Friday, November 11, 2011


Yes. I have just titled this post after what butterflies, salamanders, frogs and lots of things go through in life when they change.  It's a metaphor that's been used over and over again, but there are reasons for that.

I have caught a glimpse of the beginning of my personal metamorphosis.  I spent so much time as a larva studying, working on my skills, collecting experiences and synthesizing meanings for them, and creating visions of what in the long run could make me happy.

The first time I saw the change was two Tuesdays ago.  I subbed for one of my mentor teachers at her other school site.  All day long, I taught one song to 8 classes of kids grades k-3.  All day long, I sang with children.  I was elated.  I smiled about it all week long.  I sang "A Frog Went A-Courtin'" to myself all week long.

10 months after I first spent a day at work with my mentor, I still can't believe her job is a job.

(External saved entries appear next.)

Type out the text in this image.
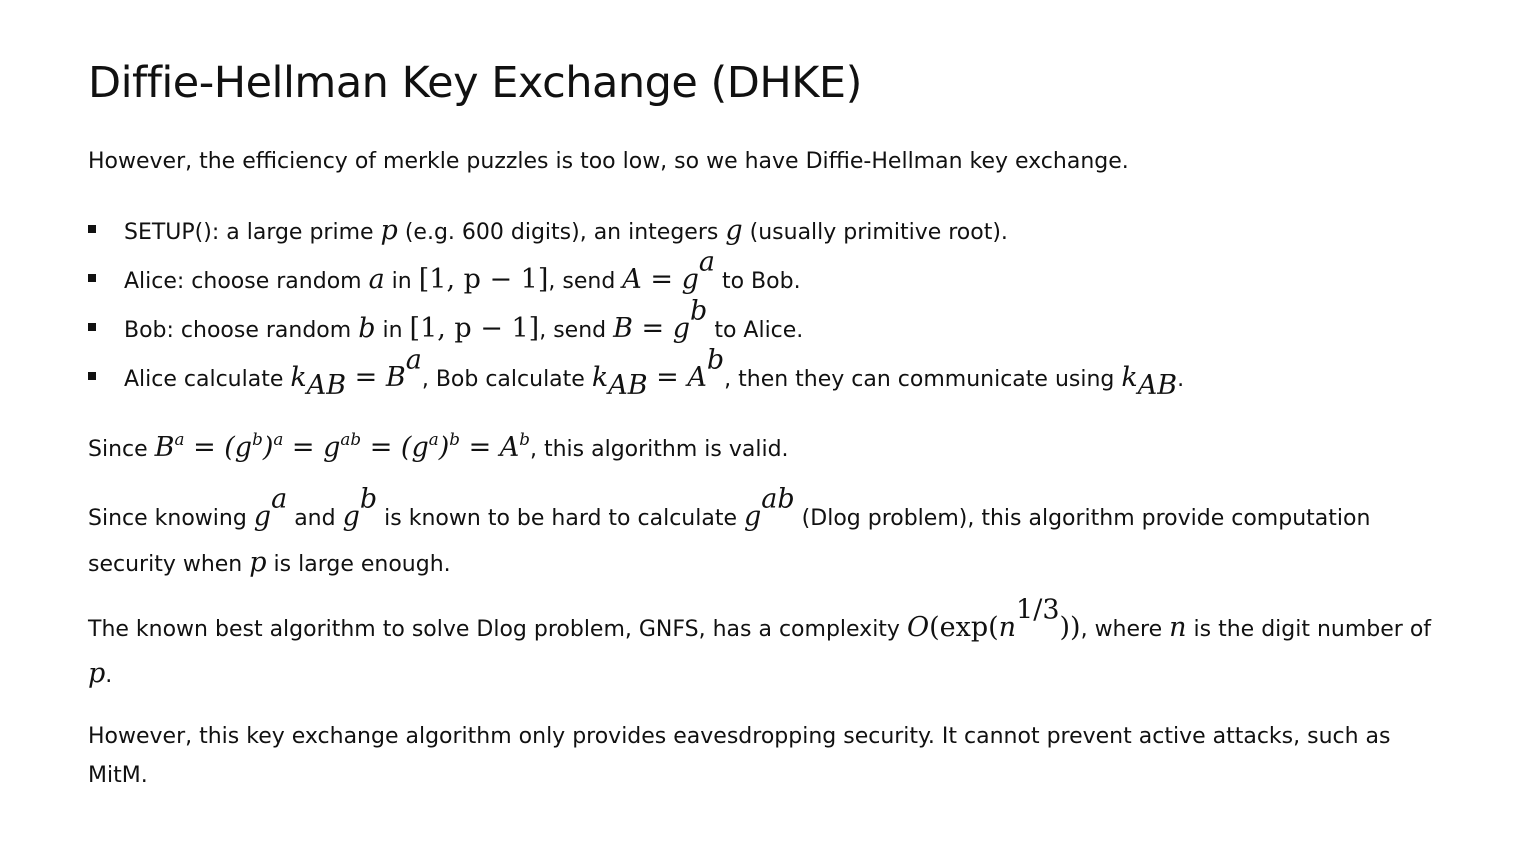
Diffie-Hellman Key Exchange (DHKE)

However, the efficiency of merkle puzzles is too low, so we have Diffie-Hellman key exchange.

SETUP(): a large prime p (e.g. 600 digits), an integers g (usually primitive root).
Alice: choose random a in [1, p − 1], send $A = g^a$ to Bob.
Bob: choose random b in [1, p − 1], send $B = g^b$ to Alice.
Alice calculate $k_{AB} = B^a$, Bob calculate $k_{AB} = A^b$, then they can communicate using $k_{AB}$.

Since $B^a = (g^b)^a = g^{ab} = (g^a)^b = A^b$, this algorithm is valid.

Since knowing $g^a$ and $g^b$ is known to be hard to calculate $g^{ab}$ (Dlog problem), this algorithm provide computation security when p is large enough.

The known best algorithm to solve Dlog problem, GNFS, has a complexity $O(\exp(n^{1/3}))$, where n is the digit number of p.

However, this key exchange algorithm only provides eavesdropping security. It cannot prevent active attacks, such as MitM.
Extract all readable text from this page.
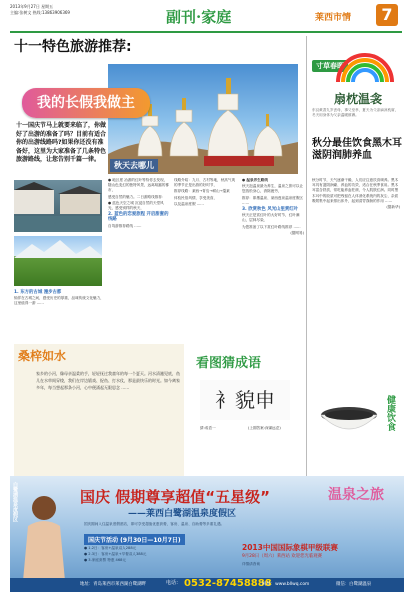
2013年9月27日 星期五
主编:张树文 热线:13863906369	副刊·家庭	莱西市情	7
十一特色旅游推荐:
秋天去哪儿
我的长假我做主
十一国庆节马上就要来临了，你做好了出游的准备了吗？目前有适合你的出游线路吗?如果你还没有准备好，这里为大家准备了几条特色旅游路线，让您告别千篇一律。

● 地区度 冶游的红叶等待你去发现，随山色变幻的独特风景，远离喧嚣的都市，

感受自然的魅力。二日游路线推荐：

● 蓝色天空之城 沉浸自然的天堂风光，感受别样的秋天，

2. 蓝色的恋爱旅程 开启甜蜜的线路

自驾游推荐路线 ……

线路介绍：九月、古村等地，秋高气爽的季节正是出游的好时节，

推荐线路：莱西→青岛→崂山→蓬莱

体验民俗风情，享受美食，

以及温泉度假 ……

● 温泉养生路线

秋天泡温泉最为养生，温泉之旅可以让您放松身心，消除疲劳，

推荐：即墨温泉、莱西莲泉温泉度假区 ……

3. 欣赏秋色 风光山里赏红叶

秋天正是赏红叶的大好时节，红叶满山，层林尽染，

为您准备了以下赏红叶路线推荐 ……

(据网易)

1. 东方的古城 漫步古都

徜徉在古城之间，感受历史的厚重，品味传统文化魅力，这里值得一游 ……

寸草春晖
扇枕温衾
东汉黄香九岁丧母，事父至孝，夏天为父亲扇凉枕席，冬天用身体为父亲温暖被褥。
秋分最佳饮食黑木耳 滋阴润肺养血

秋分时节，天气逐渐干燥，人们应注意饮食调养。黑木耳具有滋阴润燥、养血的功效，适合在秋季食用。黑木耳富含铁质，常吃能养血驻颜，令人肌肤红润。同时黑木耳中的胶质可把残留在人体消化系统内的灰尘、杂质吸附集中起来排出体外，起到清胃涤肠的作用 ……

(据新华)

健康饮食
桑梓如水
家乡的小河，像母亲温柔的手，轻轻抚过我童年的每一个夏天。河水清澈见底，鱼儿在水草间穿梭，我们在岸边嬉戏、捉鱼、打水仗，那是最快乐的时光。如今离家多年，每当想起那条小河，心中便涌起无限思念 ……
看图猜成语
衤貌申
猜:成语一	(上期答案:深谋远虑)
国庆 假期尊享超值“五星级”
——莱西白鹭湖温泉度假区
温泉之旅
国庆期间入住温泉度假酒店，即可享受超值优惠套餐，客房、温泉、自助餐等多重礼遇。
国庆节活动 (9月30日—10月7日)

● 1.2日：客房+温泉双人288元

● 2.3日：客房+温泉+早餐双人388元

● 3.家庭套票 特惠 468元

2013中国国际象棋甲级联赛
9月28日（周六）莱西站 欢迎您光临观赛
详情请咨询
地址：青岛莱西市莱西湖白鹭湖畔	电话： 0532-87458888
网址：www.bllwq.com	微信：白鹭湖温泉
白鹭湖温泉度假区
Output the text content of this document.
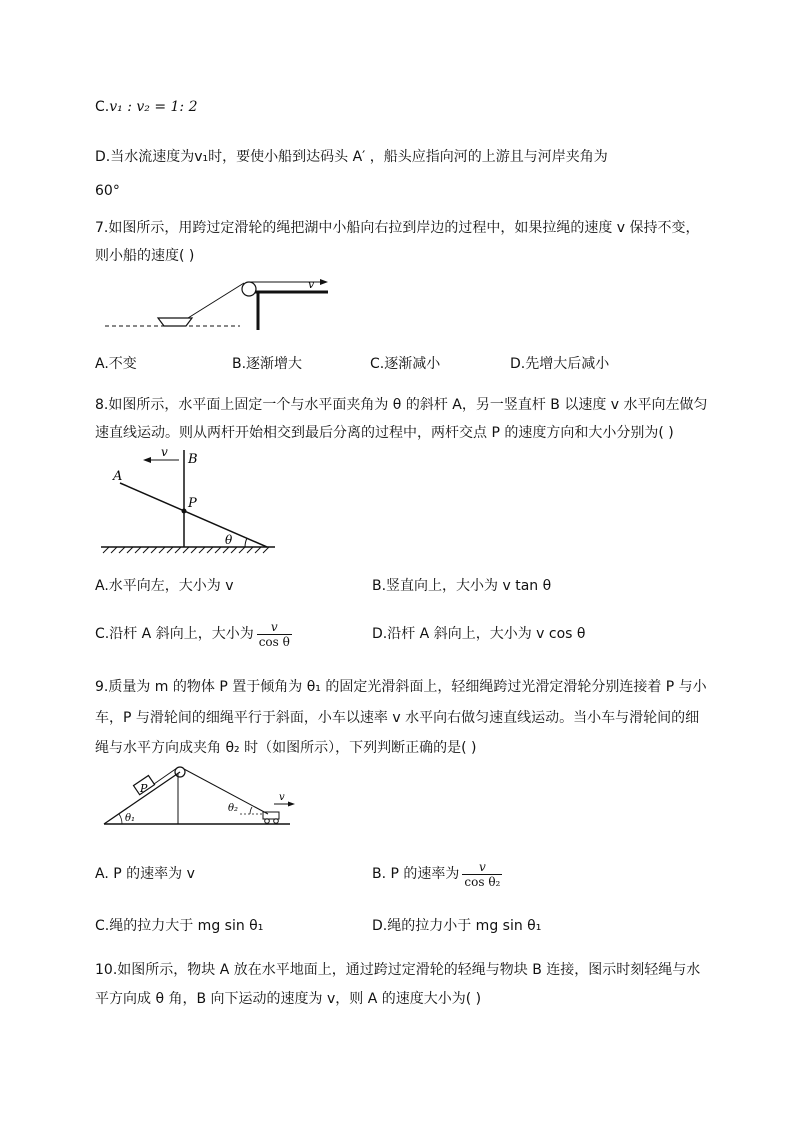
C.v₁ : v₂ = 1: 2
D.当水流速度为v₁时，要使小船到达码头 A′ ，船头应指向河的上游且与河岸夹角为
60°
7.如图所示，用跨过定滑轮的绳把湖中小船向右拉到岸边的过程中，如果拉绳的速度 v 保持不变，
则小船的速度( )
v
A.不变	B.逐渐增大	C.逐渐减小	D.先增大后减小
8.如图所示，水平面上固定一个与水平面夹角为 θ 的斜杆 A，另一竖直杆 B 以速度 v 水平向左做匀
速直线运动。则从两杆开始相交到最后分离的过程中，两杆交点 P 的速度方向和大小分别为( )
v B
A
P
θ
A.水平向左，大小为 v	B.竖直向上，大小为 v tan θ
C.沿杆 A 斜向上，大小为 $\frac{v}{\text{cos θ}}$	D.沿杆 A 斜向上，大小为 v cos θ
9.质量为 m 的物体 P 置于倾角为 θ₁ 的固定光滑斜面上，轻细绳跨过光滑定滑轮分别连接着 P 与小
车，P 与滑轮间的细绳平行于斜面，小车以速率 v 水平向右做匀速直线运动。当小车与滑轮间的细
绳与水平方向成夹角 θ₂ 时（如图所示），下列判断正确的是( )
P
v
θ₂
θ₁
A. P 的速率为 v	B. P 的速率为 $\frac{v}{\text{cos θ₂}}$
C.绳的拉力大于 mg sin θ₁	D.绳的拉力小于 mg sin θ₁
10.如图所示，物块 A 放在水平地面上，通过跨过定滑轮的轻绳与物块 B 连接，图示时刻轻绳与水
平方向成 θ 角，B 向下运动的速度为 v，则 A 的速度大小为( )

Yesterday I subbed for a woman who is locally famous for her high school music program.  I played trumpet for 2 years in the community symphony that she conducts.  All throughout my music ed undergrad career I would hear about how her fundraising skills were brilliant, her conducting was brilliant and her groups were brilliant.  I got to conduct an incredibly sensitive group of high school orchestra musicians. Even though that was at 7am, I was elated again.  And again, three hours later, when I conducted the madrigal choir.  Never in my life have I conducted a choir.  (Or an orchestra, for that matter--my real experience in leading groups is with wind players.)  But seeing that I could, after cacooning my skills for several months for the sake of earning any income, that was when it became apparent to me.  

I can teach music.  Any music.  To any person who wants to learn.

After subbing I went to the university to rehearse a chamber piece. (Schubert's Shepherd on the Rock--I'm playing clarinet.)  It was our first run-through with voice, clarinet and piano.  I remembered how nervous I used to get about performing.  Then I remembered how lucky I am that I still get to do it.

Then I went to the symphonic band rehearsal where I am working on a piece with them.  Talking to a group about music, showing players how to experience playing it.  That is what I want.  I get comments from friends and from people in the group I've never met--"I love the way you conduct the symphonic band."

Then I went to the marching band rehearsal where I'm the instructor.  Elections for the new student leaders are next week, and all of the candidates to conduct the band got a chance to practice at that rehearsal.  I didn't play because I needed to save chops for the brass band rehearsal after that.  But I took notes on everything I saw, and gave the notes to each candidate.  I felt like a champion just because I could provide real feedback, like an instructor should.

After that was the dress rehearsal for the brass band concert that will happen tonight and tomorrow night.  Cornet, cornet, cornet for nearly 3 hours.  I was so tired at that point, that during the break, watching the civil war music group from the audience, my eyes started leaking tears.  I don't think anyone saw.

Then, for the encore, the conductor handed his baton to me and I got to conduct the second half of "The Stars and Stripes Forever" while he played the solo piccolo line on cornet.  Amazing.

And so we come back to the metamorphosis.  This is me, right now, looking back on yesterday and the last two weeks, and seeing a real person who wants a life where she can make music and help other people make the best music they can, and is taking every step possible toward that.

This is the transformation into becoming the person that I want to be.